Should a shutdown occur, private employers may be affected, particularly government contractors and others in their supply chain. Please refer to our Legislate from September 28, 2015 for additional information and background about the possible impact of a shutdown on issues such as medical coverage, retirement plan loan repayments, and requests for hardship withdrawals.
Joint Employers
In 2015, the NLRB’s Browning-Ferris Industries of California, Inc. decision upended the National Labor Relations Board’s (NLRB’s) long-standing standard for determining who is the “employer.” Prior to that decision, joint employer status under the National Labor Relations Act was predicated on a company having actual, direct and immediate control over workers’ essential terms and conditions of employment. Under the NLRB’s new standard, joint employer status extends to companies with only indirect control over those terms and conditions.

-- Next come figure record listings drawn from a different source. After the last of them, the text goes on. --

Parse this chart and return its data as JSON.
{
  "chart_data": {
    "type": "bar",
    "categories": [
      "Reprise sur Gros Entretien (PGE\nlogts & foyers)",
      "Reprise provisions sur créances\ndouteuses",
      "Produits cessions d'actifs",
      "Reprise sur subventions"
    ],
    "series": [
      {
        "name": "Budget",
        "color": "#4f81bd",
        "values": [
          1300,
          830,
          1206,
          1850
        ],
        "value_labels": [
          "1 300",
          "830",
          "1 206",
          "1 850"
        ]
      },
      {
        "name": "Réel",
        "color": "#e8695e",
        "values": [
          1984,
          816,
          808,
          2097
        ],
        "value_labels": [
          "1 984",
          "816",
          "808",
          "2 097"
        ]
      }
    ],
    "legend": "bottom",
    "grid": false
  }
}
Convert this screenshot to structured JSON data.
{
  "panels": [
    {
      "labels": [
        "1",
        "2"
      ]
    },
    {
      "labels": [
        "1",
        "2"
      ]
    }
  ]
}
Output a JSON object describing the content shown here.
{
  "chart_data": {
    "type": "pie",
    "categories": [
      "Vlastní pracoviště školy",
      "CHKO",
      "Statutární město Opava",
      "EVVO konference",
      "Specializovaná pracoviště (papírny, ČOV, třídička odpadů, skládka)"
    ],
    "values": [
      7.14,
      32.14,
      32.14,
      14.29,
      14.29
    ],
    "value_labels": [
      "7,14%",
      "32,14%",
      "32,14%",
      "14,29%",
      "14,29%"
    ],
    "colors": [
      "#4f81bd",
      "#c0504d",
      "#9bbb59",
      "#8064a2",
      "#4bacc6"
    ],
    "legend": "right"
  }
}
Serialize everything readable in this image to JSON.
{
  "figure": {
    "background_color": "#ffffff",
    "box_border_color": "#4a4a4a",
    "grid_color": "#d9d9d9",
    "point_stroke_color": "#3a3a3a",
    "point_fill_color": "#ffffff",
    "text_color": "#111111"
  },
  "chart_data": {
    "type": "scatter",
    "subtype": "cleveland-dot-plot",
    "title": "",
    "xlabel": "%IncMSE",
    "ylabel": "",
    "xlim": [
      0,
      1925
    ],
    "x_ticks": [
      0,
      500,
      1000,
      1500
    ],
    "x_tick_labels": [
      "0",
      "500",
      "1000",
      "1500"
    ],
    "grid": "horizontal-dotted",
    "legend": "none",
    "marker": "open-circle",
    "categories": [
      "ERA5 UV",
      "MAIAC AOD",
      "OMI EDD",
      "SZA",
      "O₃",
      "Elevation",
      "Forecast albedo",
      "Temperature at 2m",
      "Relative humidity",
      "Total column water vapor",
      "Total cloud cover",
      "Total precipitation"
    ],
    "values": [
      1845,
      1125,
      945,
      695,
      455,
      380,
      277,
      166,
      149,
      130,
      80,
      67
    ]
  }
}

Earlier this month, a bipartisan group of lawmakers took action to block, at least temporarily, the impact of that decision. Specifically, they sent a letter to a House appropriations subcommittee requesting that the 2018 budget include a provision that puts a one-year hold on the joint employer standard set forth in the Browning-Ferris decision.
Comment. Although legislation to reverse Browning-Ferris has not been introduced in the current Congress, such bills were introduced in the prior Congress. (Please see our March 21, 2016 Legislate for more information.) As the NLRB decision is currently on appeal to the D.C. Circuit, lawmakers may be waiting for that decision before taking further action.
Looking Ahead – Health Care Reform
During the two-week recess, health care reform discussions continued with the goal of preparing revised legislation in the coming days or weeks. Nevertheless, unless Republican efforts to defund the Affordable Care Act become a sticking point in advancing a CR, health care reform efforts are likely to remain in the shadows until a CR is in place.